While the test scores at El Portal Leadership Academy are
ever-so-slowly heading in the right direction
– and given how abysmally low they were, up is really the only
direction they could go – they are certainly nothing to crow
about.
While the test scores at El Portal Leadership Academy are ever-so-slowly heading in the right direction – and given how abysmally low they were, up is really the only direction they could go – they are certainly nothing to crow about. We cringed to hear praise heaped on the school by GUSD administrators and trustees for results like these:
• 8 percent of El Portal’s students – all of whom are 10th-graders – are performing at grade level for math, according to standardized test results.
• 10 percent of El Portal’s students are performing at the ninth-grade level for math; that leaves an astounding 82 percent of El Portal’s students performing below the ninth-grade level.
The main student achievement goal of the Gilroy Unified School District, which granted El Portal’s charter, is that 90 percent of all students will be performing at or above grade level by June 2004. That goal ought to include El Portal’s students – and these numbers show the school has a long way to go.

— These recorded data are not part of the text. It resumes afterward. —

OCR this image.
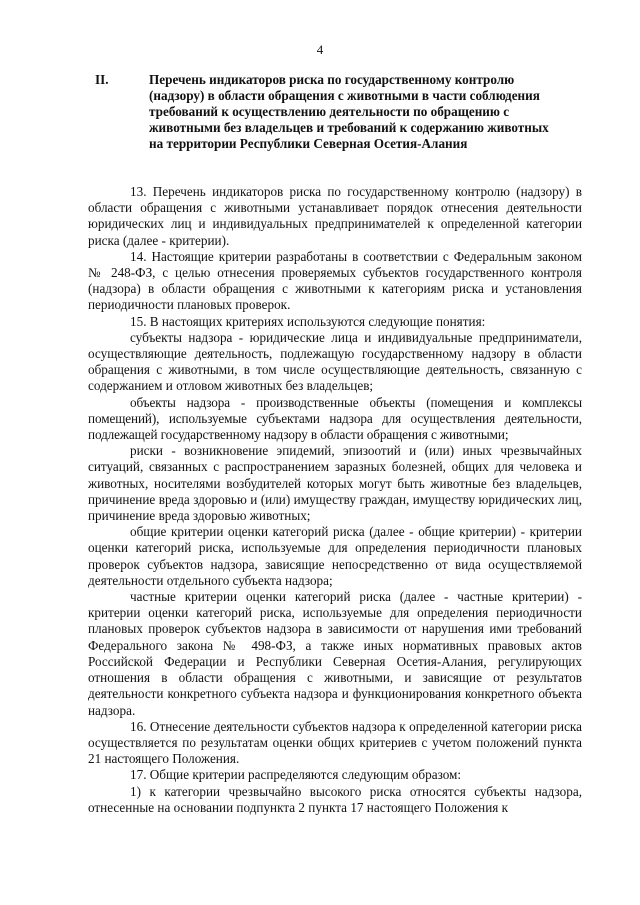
4
II.	Перечень индикаторов риска по государственному контролю (надзору) в области обращения с животными в части соблюдения требований к осуществлению деятельности по обращению с животными без владельцев и требований к содержанию животных на территории Республики Северная Осетия-Алания

13. Перечень индикаторов риска по государственному контролю (надзору) в области обращения с животными устанавливает порядок отнесения деятельности юридических лиц и индивидуальных предпринимателей к определенной категории риска (далее - критерии).

14. Настоящие критерии разработаны в соответствии с Федеральным законом № 248-ФЗ, с целью отнесения проверяемых субъектов государственного контроля (надзора) в области обращения с животными к категориям риска и установления периодичности плановых проверок.

15. В настоящих критериях используются следующие понятия:

субъекты надзора - юридические лица и индивидуальные предприниматели, осуществляющие деятельность, подлежащую государственному надзору в области обращения с животными, в том числе осуществляющие деятельность, связанную с содержанием и отловом животных без владельцев;

объекты надзора - производственные объекты (помещения и комплексы помещений), используемые субъектами надзора для осуществления деятельности, подлежащей государственному надзору в области обращения с животными;

риски - возникновение эпидемий, эпизоотий и (или) иных чрезвычайных ситуаций, связанных с распространением заразных болезней, общих для человека и животных, носителями возбудителей которых могут быть животные без владельцев, причинение вреда здоровью и (или) имуществу граждан, имуществу юридических лиц, причинение вреда здоровью животных;

общие критерии оценки категорий риска (далее - общие критерии) - критерии оценки категорий риска, используемые для определения периодичности плановых проверок субъектов надзора, зависящие непосредственно от вида осуществляемой деятельности отдельного субъекта надзора;

частные критерии оценки категорий риска (далее - частные критерии) - критерии оценки категорий риска, используемые для определения периодичности плановых проверок субъектов надзора в зависимости от нарушения ими требований Федерального закона № 498-ФЗ, а также иных нормативных правовых актов Российской Федерации и Республики Северная Осетия-Алания, регулирующих отношения в области обращения с животными, и зависящие от результатов деятельности конкретного субъекта надзора и функционирования конкретного объекта надзора.

16. Отнесение деятельности субъектов надзора к определенной категории риска осуществляется по результатам оценки общих критериев с учетом положений пункта 21 настоящего Положения.

17. Общие критерии распределяются следующим образом:

1) к категории чрезвычайно высокого риска относятся субъекты надзора, отнесенные на основании подпункта 2 пункта 17 настоящего Положения к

We understand that the charter school is designed to help at-risk students, but these results don’t deliver much hope that El Portal’s students will be able to pass the state’s high school exit exam, a requirement of all students graduating in 2004 and after. Without a passing grade on this test, students will not receive their diplomas.
The charter high school began in the 2001-2002 school year with a freshman class only, and had plans to add classes each year until it housed a full four-year student body. The troubled school had a tumultuous first year, including a controversial sex education class with tips for same-sex partners and a high rate of staff turnover causing many classes to fall months behind in lesson plans.
The school board, despite strong urging from many in the community to revoke the school’s charter, instead revised its charter – in effect lowering the school’s goals – and banned it from adding a freshman class this school year.
Before anyone at the district or the charter school strains a muscle from patting themselves on the back congratulating themselves on El Portal’s supposed “turnaround,” we’d urge them to take another, clear-eyed look at these test results.
GUSD trustees need to ask themselves if this school should be allowed to add students when it is not educating the students it has, and yes, even if the experiment should be deemed a failure and ended before more harm is done.
We don’t doubt the good intentions of the faculty and administrators at El Portal or of GUSD trustees. But El Portal’s students don’t need good intentions. They need results.